The Problems with Early Voting

By David Stebenne

Among the various voting reforms under serious consideration today is the approach known as “early voting.” This process, which some of the states have begun using, allows voters to cast their ballots during the week or two prior to a national election day. The idea is to spread out the voting, and thereby reduce crowding at the polls on the customary Election Day. There are some serious problems with early voting, however, which make it seem a less than desirable way of eliminating delays during balloting.

It took the United States government almost a century to establish a uniform day for federal elections. The first major step in that direction came in 1845, when Congress passed a law (U. S. Code Title 3, Chap. 1) establishing the first Tuesday after the first Monday in November as the day for appointing Presidential electors in every fourth (i.e. presidential-election) year. Congressional elections could still be held on a different day, though, until 1875, when Congress passed a new law (U. S. Code Title 2, Chapter 1, Section 7) requiring that they be held on that same day in every even-numbered year.

There were at least four related reasons for this move toward a uniform day for federal elections. As the size of the electorate grew rapidly in the 1820’s and ’30’s, and mass political parties were born (most notably the Democrats in 1828), and the means of communications improved, concern increased about the possibility of irregularities in the voting process. The dangers of manipulation and outright fraud in particular increased. To allow some jurisdictions to vote later than others gave the later-voting areas more opportunity to influence the final result improperly. An unscrupulous party official could calculate, based on the votes already in from other areas, how many more would be needed in his jurisdiction to elect his party’s candidate, and then try to stuff the ballot box to bring about that result.
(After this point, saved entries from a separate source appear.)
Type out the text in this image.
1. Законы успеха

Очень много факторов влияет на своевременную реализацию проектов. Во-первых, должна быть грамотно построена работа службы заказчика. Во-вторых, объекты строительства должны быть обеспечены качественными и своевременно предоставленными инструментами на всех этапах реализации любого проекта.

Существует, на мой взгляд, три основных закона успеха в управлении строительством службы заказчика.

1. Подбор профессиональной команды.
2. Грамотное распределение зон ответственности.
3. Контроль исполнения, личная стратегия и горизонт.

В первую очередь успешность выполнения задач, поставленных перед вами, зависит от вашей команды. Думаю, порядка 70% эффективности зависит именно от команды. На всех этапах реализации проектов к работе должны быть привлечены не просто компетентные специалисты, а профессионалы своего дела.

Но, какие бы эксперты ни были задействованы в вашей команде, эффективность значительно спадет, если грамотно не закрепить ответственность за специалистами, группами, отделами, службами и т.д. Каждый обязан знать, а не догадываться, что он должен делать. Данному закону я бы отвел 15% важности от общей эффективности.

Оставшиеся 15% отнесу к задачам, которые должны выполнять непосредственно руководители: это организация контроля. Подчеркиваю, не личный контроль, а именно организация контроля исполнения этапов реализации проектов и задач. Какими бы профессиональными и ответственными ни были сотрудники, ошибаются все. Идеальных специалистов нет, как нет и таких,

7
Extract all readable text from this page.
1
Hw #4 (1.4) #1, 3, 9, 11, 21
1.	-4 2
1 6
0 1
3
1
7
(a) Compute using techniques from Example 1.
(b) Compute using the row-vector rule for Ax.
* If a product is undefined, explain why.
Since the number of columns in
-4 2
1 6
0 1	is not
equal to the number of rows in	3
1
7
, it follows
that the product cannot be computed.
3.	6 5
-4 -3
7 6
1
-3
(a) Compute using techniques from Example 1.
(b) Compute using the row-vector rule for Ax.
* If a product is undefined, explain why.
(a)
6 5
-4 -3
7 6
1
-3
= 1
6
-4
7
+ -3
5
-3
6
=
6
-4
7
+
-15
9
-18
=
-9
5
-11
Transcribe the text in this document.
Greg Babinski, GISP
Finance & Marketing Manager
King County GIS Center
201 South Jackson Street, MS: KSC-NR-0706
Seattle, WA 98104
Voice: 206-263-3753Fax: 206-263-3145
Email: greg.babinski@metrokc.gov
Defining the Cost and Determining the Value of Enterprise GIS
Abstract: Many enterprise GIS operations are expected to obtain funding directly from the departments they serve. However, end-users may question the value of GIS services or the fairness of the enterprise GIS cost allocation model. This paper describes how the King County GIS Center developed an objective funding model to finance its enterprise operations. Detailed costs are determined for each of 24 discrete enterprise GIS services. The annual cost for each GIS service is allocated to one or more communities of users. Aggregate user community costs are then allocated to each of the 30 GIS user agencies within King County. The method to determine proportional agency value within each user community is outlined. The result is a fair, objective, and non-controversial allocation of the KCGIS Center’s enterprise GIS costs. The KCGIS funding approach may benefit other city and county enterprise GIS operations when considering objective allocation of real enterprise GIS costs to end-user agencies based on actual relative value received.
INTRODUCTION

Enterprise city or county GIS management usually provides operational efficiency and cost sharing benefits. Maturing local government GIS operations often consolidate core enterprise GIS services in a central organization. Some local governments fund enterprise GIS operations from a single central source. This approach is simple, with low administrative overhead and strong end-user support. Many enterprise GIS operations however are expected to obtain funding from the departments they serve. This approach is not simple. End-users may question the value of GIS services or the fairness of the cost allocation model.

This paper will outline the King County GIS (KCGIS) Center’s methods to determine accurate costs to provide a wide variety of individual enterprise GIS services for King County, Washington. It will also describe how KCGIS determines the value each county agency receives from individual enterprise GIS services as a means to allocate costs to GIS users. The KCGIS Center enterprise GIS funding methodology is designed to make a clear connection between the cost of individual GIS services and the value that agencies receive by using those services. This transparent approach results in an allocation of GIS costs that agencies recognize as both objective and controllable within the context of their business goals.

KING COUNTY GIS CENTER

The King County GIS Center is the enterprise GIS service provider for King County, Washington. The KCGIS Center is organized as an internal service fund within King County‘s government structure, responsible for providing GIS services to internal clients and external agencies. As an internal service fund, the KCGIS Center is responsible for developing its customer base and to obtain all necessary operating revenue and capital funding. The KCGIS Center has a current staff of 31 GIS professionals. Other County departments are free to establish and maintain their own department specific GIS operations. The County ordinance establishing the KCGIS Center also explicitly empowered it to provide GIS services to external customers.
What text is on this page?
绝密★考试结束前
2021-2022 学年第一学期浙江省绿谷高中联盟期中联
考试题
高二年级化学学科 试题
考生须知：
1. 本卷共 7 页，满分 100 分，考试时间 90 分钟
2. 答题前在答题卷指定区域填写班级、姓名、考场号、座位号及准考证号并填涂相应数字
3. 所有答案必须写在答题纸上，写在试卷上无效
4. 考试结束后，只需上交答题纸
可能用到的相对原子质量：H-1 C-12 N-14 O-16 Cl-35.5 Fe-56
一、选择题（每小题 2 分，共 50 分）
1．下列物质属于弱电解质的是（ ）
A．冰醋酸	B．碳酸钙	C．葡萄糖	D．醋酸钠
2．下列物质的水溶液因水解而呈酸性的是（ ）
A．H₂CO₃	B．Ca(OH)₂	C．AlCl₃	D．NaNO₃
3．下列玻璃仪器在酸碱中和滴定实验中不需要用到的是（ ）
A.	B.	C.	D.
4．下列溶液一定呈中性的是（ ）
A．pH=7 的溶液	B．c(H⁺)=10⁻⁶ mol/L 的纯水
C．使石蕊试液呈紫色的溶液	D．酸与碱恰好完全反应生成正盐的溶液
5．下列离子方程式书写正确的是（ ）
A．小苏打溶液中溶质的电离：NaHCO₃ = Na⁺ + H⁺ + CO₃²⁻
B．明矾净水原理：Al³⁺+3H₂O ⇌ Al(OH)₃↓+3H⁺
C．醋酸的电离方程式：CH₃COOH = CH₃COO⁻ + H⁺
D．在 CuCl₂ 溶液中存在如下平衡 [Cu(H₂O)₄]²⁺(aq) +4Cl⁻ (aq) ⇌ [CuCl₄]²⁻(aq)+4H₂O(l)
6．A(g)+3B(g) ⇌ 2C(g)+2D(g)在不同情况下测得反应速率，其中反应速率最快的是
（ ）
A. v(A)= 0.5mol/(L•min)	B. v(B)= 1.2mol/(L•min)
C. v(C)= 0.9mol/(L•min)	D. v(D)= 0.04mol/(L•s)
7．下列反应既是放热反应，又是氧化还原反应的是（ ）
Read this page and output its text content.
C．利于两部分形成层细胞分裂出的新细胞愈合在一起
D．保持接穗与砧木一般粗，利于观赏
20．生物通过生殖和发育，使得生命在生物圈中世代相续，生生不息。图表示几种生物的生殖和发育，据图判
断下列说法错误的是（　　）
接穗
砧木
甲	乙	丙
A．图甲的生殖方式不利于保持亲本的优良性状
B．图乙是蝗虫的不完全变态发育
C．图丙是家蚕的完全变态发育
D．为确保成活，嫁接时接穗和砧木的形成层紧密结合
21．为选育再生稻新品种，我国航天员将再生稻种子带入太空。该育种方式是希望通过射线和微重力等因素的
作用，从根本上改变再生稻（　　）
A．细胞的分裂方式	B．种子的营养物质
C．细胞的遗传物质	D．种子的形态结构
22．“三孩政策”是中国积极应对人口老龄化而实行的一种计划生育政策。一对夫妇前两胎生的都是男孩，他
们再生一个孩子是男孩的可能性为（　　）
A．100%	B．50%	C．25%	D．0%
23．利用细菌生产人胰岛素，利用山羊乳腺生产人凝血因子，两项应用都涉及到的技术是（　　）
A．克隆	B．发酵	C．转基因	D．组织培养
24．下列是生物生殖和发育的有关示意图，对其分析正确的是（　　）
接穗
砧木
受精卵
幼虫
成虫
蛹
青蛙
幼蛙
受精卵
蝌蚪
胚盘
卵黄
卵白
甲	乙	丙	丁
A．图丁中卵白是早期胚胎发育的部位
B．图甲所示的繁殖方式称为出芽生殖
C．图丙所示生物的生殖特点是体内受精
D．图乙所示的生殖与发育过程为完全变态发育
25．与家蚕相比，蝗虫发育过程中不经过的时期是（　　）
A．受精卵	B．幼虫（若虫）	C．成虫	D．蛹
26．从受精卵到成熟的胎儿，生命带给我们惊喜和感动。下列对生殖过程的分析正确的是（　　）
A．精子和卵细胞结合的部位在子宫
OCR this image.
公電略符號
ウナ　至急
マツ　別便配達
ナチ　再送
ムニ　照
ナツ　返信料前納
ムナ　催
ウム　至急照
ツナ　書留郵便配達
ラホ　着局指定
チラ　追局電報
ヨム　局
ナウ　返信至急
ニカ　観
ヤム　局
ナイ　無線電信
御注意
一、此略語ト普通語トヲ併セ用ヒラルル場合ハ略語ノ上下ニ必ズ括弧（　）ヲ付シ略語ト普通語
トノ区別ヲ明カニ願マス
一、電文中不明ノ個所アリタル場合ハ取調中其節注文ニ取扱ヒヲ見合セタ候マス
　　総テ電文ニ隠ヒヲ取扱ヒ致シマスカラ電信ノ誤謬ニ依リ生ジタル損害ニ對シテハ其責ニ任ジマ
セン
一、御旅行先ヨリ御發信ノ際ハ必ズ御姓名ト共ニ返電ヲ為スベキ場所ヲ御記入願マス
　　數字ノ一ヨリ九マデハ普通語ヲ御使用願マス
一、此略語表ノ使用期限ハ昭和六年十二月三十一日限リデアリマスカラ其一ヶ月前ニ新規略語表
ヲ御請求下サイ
By the early 1870’s, with voter turnout and partisanship at historically high levels, more sophisticated communications technology (the telegraph in particular) made manipulation of the voting process all too easy and common. These factors pushed Congress then to adopt the federal Election Day system still in use in most jurisdictions today. The only noteworthy change since then came in 1914, when Congress passed a new law in response to ratification by the states of the Seventeenth Amendment to the U. S. Constitution, which required the popular election of United States Senators. This new law (U .S. Code Title 2, Chapter 1) required their election on the same day as the election of members of the House of Representatives.

The history of the move toward a uniform day for federal elections suggests that the current enthusiasm for early voting is unwise. To spread out voting more widely over a period of several days tends to increase the dangers of voter manipulation and fraud that led Congress to require a uniform voting day. Unscrupulous election officials would be more able to manipulate the process if they could determine how the vote was going in the early days.

Even if no tabulation of the votes was permitted until the polling ended, there is still another, newer kind of voting manipulation problem. The advent of inexpensive, ubiquitous mass communications has also made early voting problematic because ordinary voters now can be influenced by news reports issued during the polling period. The longer that period is, the less controlled a test of public opinion the election will become. Citizens who cast their ballots during the early days of voting might well do so on the basis of information about the economy and society that is significantly different from citizens who vote on the last day. When one stops to consider that the news media themselves are susceptible to manipulation by candidates, political parties, governments, and even foreign terrorists, the problems associated with early voting become clearer.

While no one disputes that Americans need to improve the administration of the voting process, the preceding discussion suggests that early voting is a problematic way of doing so. Election officials would seemingly do better to emphasize improved educational efforts and more and better voting technology than a greater spreading out over time of the voting process.